I first heard about NaNoWriMo when I read Gretchen Rubin’s book, The Happiness Project (which was also part of the inspiration for this blog). The idea of writing a novel in a month seemed kind of crazy to me at the time. But great books have come from NaNoWriMo projects, books like Rainbow Rowell’s Fangirl, which began as a NaNoWriMo project.
So for the first time, I’m giving it a try. As of November 1st, I had 43,000 words of a novel I’ve been working on since spring. I’m using NaNoWriMo to finish up that first draft. By the end of November, I’ll have written an additional 50,000 words (the official word count goal of NaNoWriMo) and I’ll have a finished draft.
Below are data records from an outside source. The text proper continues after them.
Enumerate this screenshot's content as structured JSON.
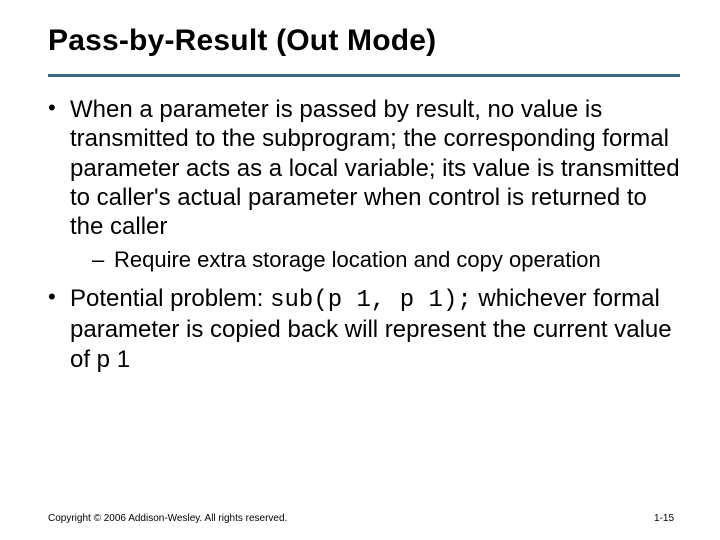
{
  "slide": {
    "title": "Pass-by-Result (Out Mode)",
    "bullets": [
      {
        "text": "When a parameter is passed by result, no value is transmitted to the subprogram; the corresponding formal parameter acts as a local variable; its value is transmitted to caller's actual parameter when control is returned to the caller",
        "sub": [
          "Require extra storage location and copy operation"
        ]
      },
      {
        "prefix": "Potential problem: ",
        "code": "sub(p 1, p 1);",
        "suffix": " whichever formal parameter is copied back will represent the current value of p 1"
      }
    ],
    "footer": {
      "copyright": "Copyright © 2006 Addison-Wesley. All rights reserved.",
      "page": "1-15"
    }
  }
}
The advantage of participating in NaNoWriMo is that you become part of a community of people writing together. The website allows you to monitor your daily word count and calculate exactly when you’ll be done. You can sign up to receive pep talks and tips on craft. It’s like a big national, writing party, and this year, I’m in. You can join by going to the NaNoWriMo website, and it’s still not too late.
In a few days, my NaNoWriMo essay in Small Print Magazine will be out, which gives you tips on surviving the month acquired from years of watching Buffy the Vampire Slayer. Yes, that’s right, Buffy writing tips. Joss Whedon is a master storyteller so I look at what he has to teach us about crafting a novel.
Next week, I’ll be posting my interview with Ellen Airgood, author of South of Superior and the middle grade novel, Prairie Evers. We talked about the behind-the-scenes story of writing Prairie Evers and she also offers some tips for writing a novel. My favorite piece of advice which came from her agent–Love your character.